We find that defendant failed to allege any facts which, if proved, would establish defendant's expectation of privacy in the vestibule of his apartment building or his standing to challenge the search and seizure of the evidence from the person from whom it was seized. "A legitimate expectation of privacy exists where defendant has manifested an expectation of privacy that society recognizes as reasonable" (People v Ramirez-Portoreal, 88 NY2d 99, 108 [1996]; see People v Rodriguez, 69 NY2d 159, 163 [1987]). As a general rule, persons have no cognizable Fourth Amendment privacy interests in public places (United States v Santana, 427 US 38, 42 [1976]; cf. Penal Law § 240.00 [1]; People v Powell, 54 NY2d 524 [1981]), and, for purposes of Fourth Amendment analysis, the courts routinely include hallways, lobbies and vestibules as places where a person has no legitimate, socially recognized expectation of privacy (see e.g. People v Bilsky, 261 AD2d 174 [1999], affd 95 NY2d 172 [2000]; People v Wallace, 250 AD2d 398 [1998]; People v Coppin, 202 AD2d 279 [1994]; People v Riley, 202 AD2d 336 [1994]) without regard to the manner in which the police came to be present in the area in question (e.g. People v Bartley, 219 AD2d 566 [1995]).
Defendant also did not allege any facts which, if true, would give him standing to challenge
the seizure of the cocaine from the other person. Because Fourth
Amendment privacy rights "are personal and may not be vicariously asserted" (People v
Rodriguez, 69 NY2d at 163; see also United States v Salvucci, 448 US 83, 85
[1980]; People v Wesley, 73 NY2d at 355; People v Ponder, 54 NY2d 160, 165
[1981]; People v Dawson, 269 AD2d 817 [2000]; People v Cedeno, 193 AD2d
540 [1993]), defendant has no personal interest in the violation of a privacy expectation, however
legitimate, alleged to have been suffered by another unless "the criminal possessory charge is
rooted solely in a statutory presumption attributing possession to a defendant" (People
v Tejada, 81 NY2d 861, 863 [1993]). Here, the People relied on two theories, simple
possession, that is, that defendant "gave" a quantity of a controlled substance to another, the basis
of that allegation being that the complaining officer saw defendant hand the twist to another, and
constructive possession, which is not a "statutory presumption" within the contemplation of the
automatic standing rule (People v Wesley, 73 NY2d at 361; see also People v
Tejada, 81 NY2d at 863). Thus, since defendant failed to invoke facts from any source
which, if true, would establish a triable issue of whether his Fourth Amendment rights were
violated, the court properly declined to hold a suppression hearing or, if it deemed the trial
testimony to represent the factual basis upon which suppression was sought, to grant the motion.

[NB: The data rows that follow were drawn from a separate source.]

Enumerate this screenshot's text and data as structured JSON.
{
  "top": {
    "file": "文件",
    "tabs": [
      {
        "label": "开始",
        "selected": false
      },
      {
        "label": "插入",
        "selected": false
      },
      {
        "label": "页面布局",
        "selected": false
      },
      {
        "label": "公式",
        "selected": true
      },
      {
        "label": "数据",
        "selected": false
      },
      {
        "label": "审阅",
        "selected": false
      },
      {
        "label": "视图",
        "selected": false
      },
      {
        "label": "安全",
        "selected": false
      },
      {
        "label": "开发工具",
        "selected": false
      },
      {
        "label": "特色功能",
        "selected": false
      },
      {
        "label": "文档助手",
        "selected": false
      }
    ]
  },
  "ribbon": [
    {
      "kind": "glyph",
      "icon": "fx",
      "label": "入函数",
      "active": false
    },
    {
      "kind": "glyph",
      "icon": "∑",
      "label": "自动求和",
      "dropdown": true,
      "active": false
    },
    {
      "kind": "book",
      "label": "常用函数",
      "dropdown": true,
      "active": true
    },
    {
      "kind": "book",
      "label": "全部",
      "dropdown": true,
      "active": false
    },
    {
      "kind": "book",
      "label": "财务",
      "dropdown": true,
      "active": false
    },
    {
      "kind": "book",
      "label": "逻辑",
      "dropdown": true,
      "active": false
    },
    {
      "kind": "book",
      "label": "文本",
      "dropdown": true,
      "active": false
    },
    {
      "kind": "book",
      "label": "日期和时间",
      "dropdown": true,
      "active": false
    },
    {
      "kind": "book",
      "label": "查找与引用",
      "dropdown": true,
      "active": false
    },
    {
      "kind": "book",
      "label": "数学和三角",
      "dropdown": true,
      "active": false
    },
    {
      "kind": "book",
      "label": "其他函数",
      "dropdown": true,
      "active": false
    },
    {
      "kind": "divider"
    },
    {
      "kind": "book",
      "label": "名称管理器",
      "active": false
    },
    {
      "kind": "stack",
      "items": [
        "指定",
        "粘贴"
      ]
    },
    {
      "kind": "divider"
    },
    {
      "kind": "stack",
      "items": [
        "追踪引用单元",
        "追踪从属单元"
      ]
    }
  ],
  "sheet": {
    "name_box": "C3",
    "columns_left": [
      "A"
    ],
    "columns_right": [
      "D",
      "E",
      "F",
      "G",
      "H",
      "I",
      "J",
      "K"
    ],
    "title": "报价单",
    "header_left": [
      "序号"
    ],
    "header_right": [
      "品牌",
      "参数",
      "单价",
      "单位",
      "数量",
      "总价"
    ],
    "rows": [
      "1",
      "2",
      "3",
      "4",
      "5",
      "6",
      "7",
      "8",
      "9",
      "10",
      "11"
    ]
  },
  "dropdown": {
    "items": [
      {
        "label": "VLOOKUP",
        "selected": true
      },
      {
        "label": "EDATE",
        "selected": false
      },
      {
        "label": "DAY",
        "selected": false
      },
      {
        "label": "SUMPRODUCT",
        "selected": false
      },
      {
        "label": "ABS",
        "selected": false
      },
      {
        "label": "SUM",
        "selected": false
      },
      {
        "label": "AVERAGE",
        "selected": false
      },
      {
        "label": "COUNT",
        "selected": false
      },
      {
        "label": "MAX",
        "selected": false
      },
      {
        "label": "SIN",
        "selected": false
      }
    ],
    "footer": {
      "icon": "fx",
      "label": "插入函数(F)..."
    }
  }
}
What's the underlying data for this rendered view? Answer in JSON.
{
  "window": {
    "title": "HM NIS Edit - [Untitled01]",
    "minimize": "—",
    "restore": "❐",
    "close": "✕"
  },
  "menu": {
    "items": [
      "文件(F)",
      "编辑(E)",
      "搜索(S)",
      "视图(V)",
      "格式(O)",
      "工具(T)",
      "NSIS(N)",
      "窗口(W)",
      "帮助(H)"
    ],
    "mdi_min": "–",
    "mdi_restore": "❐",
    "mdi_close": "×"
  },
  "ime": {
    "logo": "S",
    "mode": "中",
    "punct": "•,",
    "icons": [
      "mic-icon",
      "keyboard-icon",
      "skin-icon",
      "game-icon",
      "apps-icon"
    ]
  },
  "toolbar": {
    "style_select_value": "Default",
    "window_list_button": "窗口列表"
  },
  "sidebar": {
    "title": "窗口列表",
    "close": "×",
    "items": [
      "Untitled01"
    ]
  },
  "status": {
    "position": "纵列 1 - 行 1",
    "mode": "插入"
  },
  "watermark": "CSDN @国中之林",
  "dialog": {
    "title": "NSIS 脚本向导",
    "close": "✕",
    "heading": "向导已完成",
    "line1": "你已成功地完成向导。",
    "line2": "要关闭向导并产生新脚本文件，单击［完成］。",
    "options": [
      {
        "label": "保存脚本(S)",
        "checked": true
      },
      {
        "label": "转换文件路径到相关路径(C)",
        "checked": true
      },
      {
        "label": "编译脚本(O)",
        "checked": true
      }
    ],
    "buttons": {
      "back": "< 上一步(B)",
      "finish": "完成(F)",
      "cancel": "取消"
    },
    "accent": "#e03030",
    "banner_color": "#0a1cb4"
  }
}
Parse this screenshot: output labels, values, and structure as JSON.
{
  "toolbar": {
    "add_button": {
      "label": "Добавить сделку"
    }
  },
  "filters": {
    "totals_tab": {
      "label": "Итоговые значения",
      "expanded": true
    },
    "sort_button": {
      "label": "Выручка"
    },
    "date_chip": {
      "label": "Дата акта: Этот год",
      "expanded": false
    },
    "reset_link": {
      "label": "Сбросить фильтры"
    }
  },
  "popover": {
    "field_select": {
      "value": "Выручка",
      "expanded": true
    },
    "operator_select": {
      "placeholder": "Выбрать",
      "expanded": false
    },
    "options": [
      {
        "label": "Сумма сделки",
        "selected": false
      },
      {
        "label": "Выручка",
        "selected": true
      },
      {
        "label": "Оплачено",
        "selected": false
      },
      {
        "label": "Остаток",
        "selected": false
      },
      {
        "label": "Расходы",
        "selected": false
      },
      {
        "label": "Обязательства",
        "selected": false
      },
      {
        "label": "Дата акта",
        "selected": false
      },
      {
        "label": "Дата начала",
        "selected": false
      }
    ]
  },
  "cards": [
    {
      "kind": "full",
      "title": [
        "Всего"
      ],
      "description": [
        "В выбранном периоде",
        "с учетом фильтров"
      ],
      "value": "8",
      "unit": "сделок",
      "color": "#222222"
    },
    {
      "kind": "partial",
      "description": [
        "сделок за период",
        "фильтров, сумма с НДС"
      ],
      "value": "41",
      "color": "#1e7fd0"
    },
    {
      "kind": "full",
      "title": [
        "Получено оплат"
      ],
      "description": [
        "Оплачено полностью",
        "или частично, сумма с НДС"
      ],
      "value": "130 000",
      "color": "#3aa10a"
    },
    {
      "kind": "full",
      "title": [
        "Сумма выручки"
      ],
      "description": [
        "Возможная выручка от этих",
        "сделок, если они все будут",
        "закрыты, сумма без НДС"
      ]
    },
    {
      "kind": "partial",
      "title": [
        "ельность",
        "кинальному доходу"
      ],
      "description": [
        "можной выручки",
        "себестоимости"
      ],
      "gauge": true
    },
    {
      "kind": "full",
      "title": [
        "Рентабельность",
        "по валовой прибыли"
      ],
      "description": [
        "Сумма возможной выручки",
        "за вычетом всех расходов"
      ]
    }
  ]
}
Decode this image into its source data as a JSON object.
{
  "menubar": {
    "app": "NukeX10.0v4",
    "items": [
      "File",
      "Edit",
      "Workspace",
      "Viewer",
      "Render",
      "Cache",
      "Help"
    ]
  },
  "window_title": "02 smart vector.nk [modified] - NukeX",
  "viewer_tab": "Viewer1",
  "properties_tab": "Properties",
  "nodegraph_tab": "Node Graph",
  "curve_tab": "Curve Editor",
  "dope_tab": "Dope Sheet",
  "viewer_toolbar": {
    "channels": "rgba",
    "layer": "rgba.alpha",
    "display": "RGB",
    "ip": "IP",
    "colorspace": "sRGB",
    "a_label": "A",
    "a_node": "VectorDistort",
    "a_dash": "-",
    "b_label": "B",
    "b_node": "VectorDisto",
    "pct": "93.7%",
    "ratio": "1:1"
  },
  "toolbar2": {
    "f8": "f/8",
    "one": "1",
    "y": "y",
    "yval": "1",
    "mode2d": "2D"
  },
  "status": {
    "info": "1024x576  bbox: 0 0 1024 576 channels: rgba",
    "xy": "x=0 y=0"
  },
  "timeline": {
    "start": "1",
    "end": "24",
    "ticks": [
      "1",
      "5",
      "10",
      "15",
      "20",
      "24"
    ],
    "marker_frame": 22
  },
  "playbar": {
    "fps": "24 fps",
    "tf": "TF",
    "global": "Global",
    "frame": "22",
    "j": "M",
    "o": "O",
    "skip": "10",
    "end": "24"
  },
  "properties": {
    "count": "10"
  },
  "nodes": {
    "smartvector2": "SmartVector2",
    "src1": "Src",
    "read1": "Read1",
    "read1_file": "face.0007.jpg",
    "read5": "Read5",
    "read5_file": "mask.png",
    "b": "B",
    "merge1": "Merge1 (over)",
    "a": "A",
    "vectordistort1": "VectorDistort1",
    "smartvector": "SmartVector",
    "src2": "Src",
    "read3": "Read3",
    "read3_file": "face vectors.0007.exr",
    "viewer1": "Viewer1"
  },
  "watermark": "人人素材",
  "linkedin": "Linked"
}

Defendant also contends that a police witness's reference to the fact that he knew defendant as a drug dealer was so prejudicial as to compel reversal of the conviction. However, the statement was made in response to defense counsel's own questioning on issues that the defense had interjected on its own case, namely that the officer misidentified defendant as the [*3]person who handed the cocaine to the other and that defendant was not a seller of drugs. In any event, the defense, having failed to object to the answer, to move to strike the answer, or to request a curative instruction or a mistrial, failed to preserve the claim for appellate review (CPL 470.05 [2]).
In view of the foregoing, the judgment of conviction is affirmed.
Tanenbaum, J.P., Molia and Scheinkman, JJ., concur.